¿Turismofobia o autodefensa?
La recuperación y expansión casi exponencial del turismo después de la pandemia lo ha llevado a límites insostenibles. La industria sobre la que descansa se ha hecho adicta al crecimiento, al igual que los gobernantes, a los que les gusta jactarse de la superación anual de todo tipo de récords de unos visitantes que cada vez resultan menos estacionales y que saturan las ciudades globales y todo tipo de destinos. Hasta cierta escala, la recepción turística puede complementar otras actividades económicas y ser compatible con la vida normal de la ciudadanía.

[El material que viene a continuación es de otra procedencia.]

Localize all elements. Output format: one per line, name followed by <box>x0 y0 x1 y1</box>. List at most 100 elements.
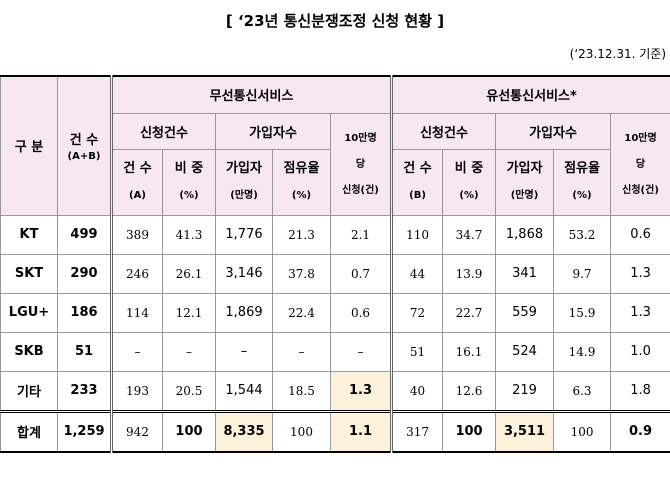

A partir de ciertos límites –y hace años que en muchos destinos se han superado–, el fenómeno de la turistificación convierte los lugares en inhabitables tanto por la imposibilidad de contener unas hordas crecientes como por la gentrificación de los centros de las ciudades y expulsión de los residentes que no pueden hacer frente a los precios de la vivienda. Turistificar implica superar la capacidad de carga de ciudades o parajes y transformar la realidad del espacio urbano, del comercio y de los servicios, que se encaran exclusivamente a los turistas. Todo es comercio y entretenimiento mientras los servicios urbanos quedan desbordados. España presume de haber tenido en el último ejercicio a 84 millones de visitantes extranjeros, lo que nos pone muy cerca de superar a Francia como primer destino del mundo. A Barcelona vienen 30 millones de turistas cada año. Se ha desbordado la capacidad de carga. La ciudad ha perdido buena parte de su armonía y de sus encantos. Venecia ha visto marcharse al 60% de sus habitantes porque se ha convertido en insoportable para quien no tiene un negocio turístico, mientras que hay que superar turnos de entrada para acceder. Ámsterdam ha puesto en marcha campañas de marketing inverso pidiendo a los posibles viajeros que desistan de ir, que marihuana y prostitución hay en todas partes. Ni así lo logra.
En varios lugares de España, y también en otros países, empieza a existir un fenómeno que sin duda irá en aumento, como es la movilización para que se frene la recepción de turistas, que hace imposible el mantenimiento de la vida convencional en los sitios donde el turismo se ha desbordado como un castigo divino. No es una cuestión estética o de tener la piel muy fina. El imperativo del movimiento que se nos ha impuesto hace que viajemos no solo por encima de nuestras posibilidades, sino sobre todo de las de los territorios y el medio ambiente. En las Islas Baleares no se puede vivir. Los profesionales que van a trabajar, como médicos o maestros, no pueden pagar una vivienda. Los espacios naturales de mayor interés han dejado de ser accesibles y naturales porque se congregan miles de personas cada día. Cosas similares ocurren en Canarias. Madrid o Barcelona compiten por captar eventos que potencien su imagen de marca (torneos de tenis, salidas del Tour, competiciones de motos o automóviles, conciertos de Taylor Swift o Bruce Springsteen, la Copa América, etc.). Una evolución de la ciudad residencial hacia la ciudad espectáculo, creando relatos e iconos deseables para su visita y fotografía.
A pocos cientos de metros de la inconcebible exhibición de la Fórmula 1 y los valores que representa en el eje del comercio del lujo de Barcelona, en Ciutat Vella la suciedad, la marginalidad, la pobreza y la exclusión campaban libremente. Esto es la ciudad neoliberal, claramente segregada y deshumanizada. Puede que tanto barceloneses como turistas estén encantados por el espectáculo adicional que se les proporciona de forma gratuita. Son la cultura del entretenimiento y el mensaje de que la privatización del espacio público no tiene ningún tipo de problema.
Los ciudadanos se sienten desposeídos de lo que era suyo y que habían contribuido a construir: el encanto y la singularidad del lugar. Todos se convierten en parques temáticos para el disfrute relativo de unos pasavolantes que, dicen, dejan dinero a su paso. En realidad, la parte del león de la industria turística se la llevan las grandes cadenas hoteleras, las plataformas de internet a través de las que contratamos servicios y las compañías aéreas. Las compras y la restauración en destino son solo una escasísima parte. La creación de empleo es de muy baja calidad y, a menudo, temporal. Lo que sí quedan son los –muchos– efectos colaterales que genera tanta peregrinación. El turismo masivo hace una función de saqueo de los sitios y de su gente: en realidad es una industria extractiva. Cuando los ciudadanos se movilizan, en realidad lo hacen como autodefensa, para poner sobre la mesa el debate sobre la función real que debe tener la ciudad y también su territorio, si debe prevalecer el bienestar de la gente que vive en ella o bien el negocio. Que estas expresiones se las califique de turismofobia dice mucho de cómo el lobi del sector fija el lenguaje y el relato. Un apelativo despectivo que el periodismo también ha hecho suyo, pero que está lejos de definir de forma justa estos movimientos. La crítica es al exceso, no a que venga gente de fuera.